Su nombre era Alfred Gillette, experto en evaluación y discriminación personal, y en el Pentágono se lo consideraba como un personaje brillante, vengativo y que poseía amigos que ocupaban posiciones elevadas.
—Yo la encuentro extraordinaria —agregó Peter Knowlton, director asociado de la CIA, un hombre de cincuenta y tantos años que perpetuaba la vestimenta, la apariencia y las actitudes de un miembro de la Ivy League de treinta años atrás—. Nuestras fuentes registran a Caín en Bruselas, no en Zurich, en esa misma época, hace unos once días. Y es muy raro que nuestras fuentes de información cometan un error así.
—Eso sí que es una insólita afirmación —comentó el tercer individuo de paisano, el único de los que rodeaban la mesa a quien Manning respetaba de veras.
Era el de más edad; un hombre llamado David Abbott, ex nadador olímpico, cuyas cualidades intelectuales igualaban a sus proezas físicas. Ahora tenía ya casi setenta años, pero aún se mantenía erguido, la mente tan lúcida como siempre y, sin embargo, los años se evidenciaban en el rostro marcado por las tensiones de toda una vida que jamás habría de revelar. Era un hombre que sabía lo que decía, pensó el coronel.

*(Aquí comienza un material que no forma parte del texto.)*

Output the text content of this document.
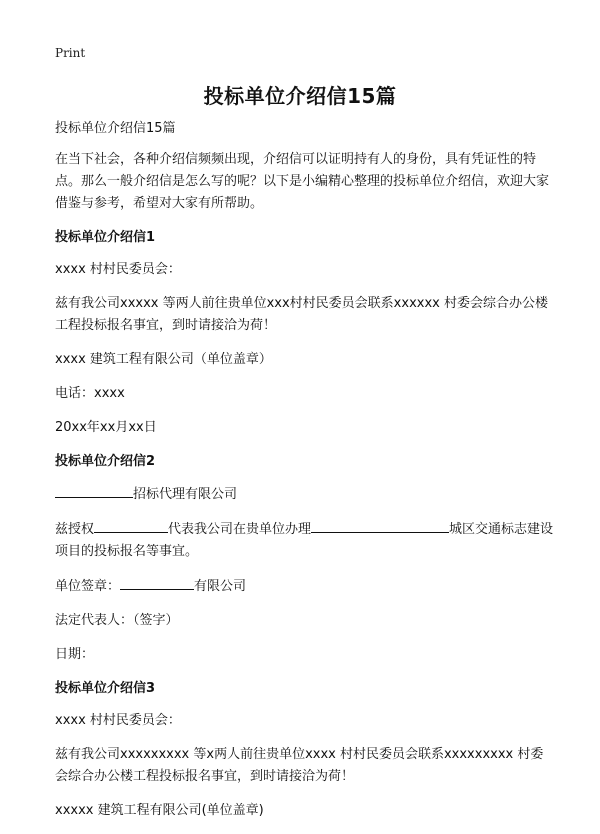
Print
投标单位介绍信15篇

投标单位介绍信15篇

在当下社会，各种介绍信频频出现，介绍信可以证明持有人的身份，具有凭证性的特点。那么一般介绍信是怎么写的呢？以下是小编精心整理的投标单位介绍信，欢迎大家借鉴与参考，希望对大家有所帮助。

投标单位介绍信1

xxxx 村村民委员会：

兹有我公司xxxxx 等两人前往贵单位xxx村村民委员会联系xxxxxx 村委会综合办公楼工程投标报名事宜，到时请接洽为荷！

xxxx 建筑工程有限公司（单位盖章）

电话：xxxx

20xx年xx月xx日

投标单位介绍信2

招标代理有限公司

兹授权	代表我公司在贵单位办理	城区交通标志建设项目的投标报名等事宜。

单位签章：	有限公司

法定代表人：（签字）

日期：

投标单位介绍信3

xxxx 村村民委员会：

兹有我公司xxxxxxxxx 等x两人前往贵单位xxxx 村村民委员会联系xxxxxxxxx 村委会综合办公楼工程投标报名事宜，到时请接洽为荷！

xxxxx 建筑工程有限公司(单位盖章)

Si bien era miembro del omnipotente Comité de los Cuarenta, había trabajado para la CIA desde sus orígenes en la OSS. El Monje Silencioso de Operaciones Secretas, lo llamaban sus colegas de la CIA.
—En mis días en la CIA —continuó Abbott con una risita— era más frecuente que las fuentes informativas se mostraran más en desacuerdo que coincidentes.

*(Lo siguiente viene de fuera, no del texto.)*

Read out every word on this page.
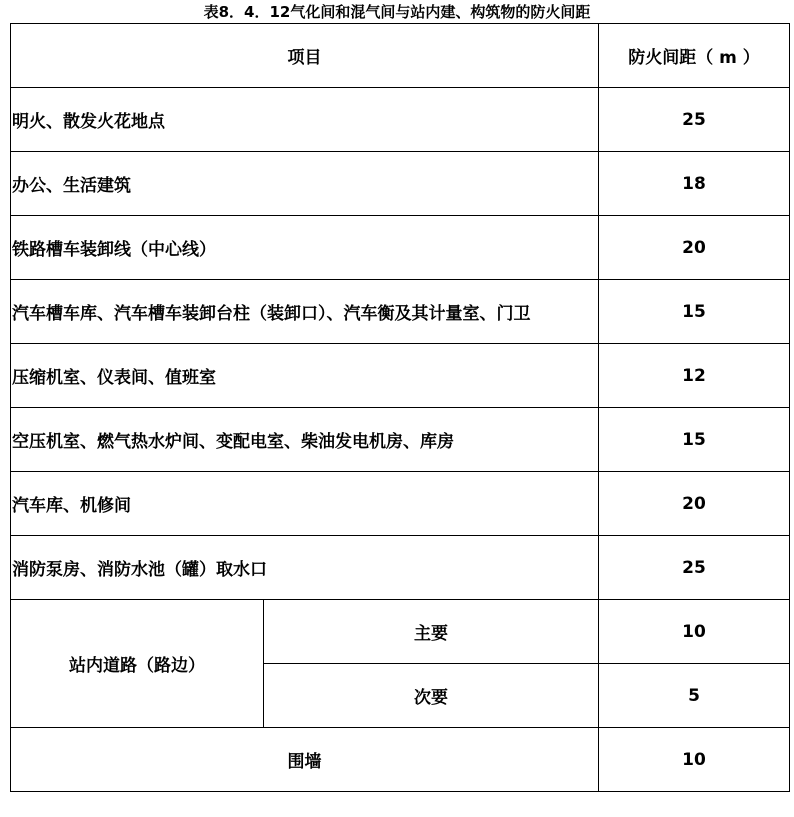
表8．4．12气化间和混气间与站内建、构筑物的防火间距
项目		防火间距（ m ）
明火、散发火花地点		25
办公、生活建筑		18
铁路槽车装卸线（中心线）		20
汽车槽车库、汽车槽车装卸台柱（装卸口）、汽车衡及其计量室、门卫		15
压缩机室、仪表间、值班室		12
空压机室、燃气热水炉间、变配电室、柴油发电机房、库房		15
汽车库、机修间		20
消防泵房、消防水池（罐）取水口		25
站内道路（路边）	主要	10
	次要	5
围墙		10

—Nosotros tenemos distintos métodos de verificación —apremió el director asociado—. Con todo respeto, Mr. Abbott, le diré que nuestro equipo de transmisión trabaja de forma literalmente instantánea.
—Eso es equipamiento, no verificación. Pero no voy a discutir; parecería que ha surgido un equívoco. Bruselas o Zurich.
—Las pruebas de Bruselas son irrefutables —insistió Knowlton con firmeza.
—Está bien, oigámoslo —intervino el calvo Gillette, ajustándose las gafas—. Podemos volver a considerar el sumario de Zurich; lo tenemos aquí, frente a nosotros. También nuestras fuentes de información tienen algo que ofrecer, si bien no se contradice con Zurich ni con Bruselas. Algo que ha sucedido seis meses atrás.
Abbott, el de cabellos plateados, echó un vistazo a Gillette.
—¿Seis meses atrás? No recuerdo que el Consejo haya revelado nada sobre Caín hace seis meses.
—No fue totalmente confirmado —replicó Gillette—. Tratamos de no atosigar al Comité con informes no confirmados.
—Ésa también es una afirmación importante —repuso Abbott, sin necesidad de aclarar sus palabras.
—Senador Walters —interrumpió el coronel, mirando al hombre del Comité de Supervisión—, ¿tiene alguna pregunta que formular antes de que continuemos?
—¡Sí, qué diablos! —gruñó el sabueso del Congreso, nativo de Tennesse, estudiando con sus ojos inteligentes los rostros que lo rodeaban—. Pero dado que yo soy nuevo en esto, sigan ustedes; así yo sé dónde debo empezar.
—Muy bien, señor —dijo Manning, haciendo una señal a Knowlton, el hombre de la CIA—. ¿Qué es eso de Bruselas hace once días?
—En Place Tontainas fue asesinado un hombre, un comerciante clandestino de diamantes que trabajaba entre Moscú y Occidente. Operaba a través de una rama de Russolmaz, la firma soviética que coloca en el mercado ese tipo de compras y tiene su sede en Ginebra. Sabemos que ésa es una de las formas en que Caín esconde sus ingresos.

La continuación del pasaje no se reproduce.